大人になれないファーストラバー
「うん。平気。」
意外とあっさり返事が返ってきた。
「そっかあ」
"でも辛かったらいつでも言いなよ"
と、言ってあげたかったけど、本人が平気って言うんならたぶん平気なんだろう。少なくとも今は。

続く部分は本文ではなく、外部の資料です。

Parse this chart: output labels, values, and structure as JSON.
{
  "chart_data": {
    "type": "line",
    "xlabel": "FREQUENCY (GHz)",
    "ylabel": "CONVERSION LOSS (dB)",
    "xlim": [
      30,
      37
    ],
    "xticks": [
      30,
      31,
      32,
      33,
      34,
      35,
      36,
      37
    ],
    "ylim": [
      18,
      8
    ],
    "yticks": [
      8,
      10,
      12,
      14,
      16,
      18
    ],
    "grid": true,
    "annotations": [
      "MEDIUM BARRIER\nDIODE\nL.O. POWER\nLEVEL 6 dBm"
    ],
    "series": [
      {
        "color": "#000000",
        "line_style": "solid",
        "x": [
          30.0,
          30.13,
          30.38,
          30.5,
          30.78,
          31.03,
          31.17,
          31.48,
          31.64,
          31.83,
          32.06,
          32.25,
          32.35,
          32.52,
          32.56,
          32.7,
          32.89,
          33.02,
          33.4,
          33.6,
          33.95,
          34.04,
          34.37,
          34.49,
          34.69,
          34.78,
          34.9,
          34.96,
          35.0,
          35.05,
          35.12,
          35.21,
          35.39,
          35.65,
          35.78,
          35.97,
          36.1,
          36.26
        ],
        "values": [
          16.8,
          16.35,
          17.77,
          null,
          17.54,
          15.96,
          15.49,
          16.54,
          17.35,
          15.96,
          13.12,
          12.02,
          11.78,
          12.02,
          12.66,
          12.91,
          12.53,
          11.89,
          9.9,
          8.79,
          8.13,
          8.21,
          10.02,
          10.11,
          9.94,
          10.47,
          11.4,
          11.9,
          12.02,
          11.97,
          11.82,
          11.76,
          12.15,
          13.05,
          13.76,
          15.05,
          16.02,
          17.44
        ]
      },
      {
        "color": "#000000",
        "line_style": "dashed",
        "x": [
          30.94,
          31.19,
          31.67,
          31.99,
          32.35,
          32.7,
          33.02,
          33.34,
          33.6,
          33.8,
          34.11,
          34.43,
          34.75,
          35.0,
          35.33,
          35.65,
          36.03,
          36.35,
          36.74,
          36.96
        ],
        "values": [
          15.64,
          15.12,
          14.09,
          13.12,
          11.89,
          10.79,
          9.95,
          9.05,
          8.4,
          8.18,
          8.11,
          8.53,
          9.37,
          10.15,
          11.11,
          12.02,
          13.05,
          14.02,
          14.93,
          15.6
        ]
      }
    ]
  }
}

出かけた言葉を寸前で飲み込んで、3限の終わりに買っておいたパンの袋を開けた。
ふと、蕾の視線に気が付いて「なに?」って聞いたら。
「観月さ、なんかきれいになったよね」
って、いきなり恥ずかしげもなくそんなことを言われた。
「そう? 蕾だってますます可愛くなったよ? なのに咲之助くんは見る目ないねー」
なんて言いうと。
蕾は黙り込んでしまう。
そしてまたそんな顔をさせてしまうんだ。
咲之助くんの名前出した時のその切なそうな顔。
蕾、会った時からそうだったよね。
ほんと、分かりやすい。
繊細なまつ毛を伏し目がちにして、人形のそれみたいにゆるくウェーブがかった髪に小さな顔をうずめる。
無表情で、一見何も感じてなさそうに見えるけど。
"咲之助くん"て聞いた時のその顔はまさしく"恋してる顔"だよ。
なんでかあたしには分かるんだ。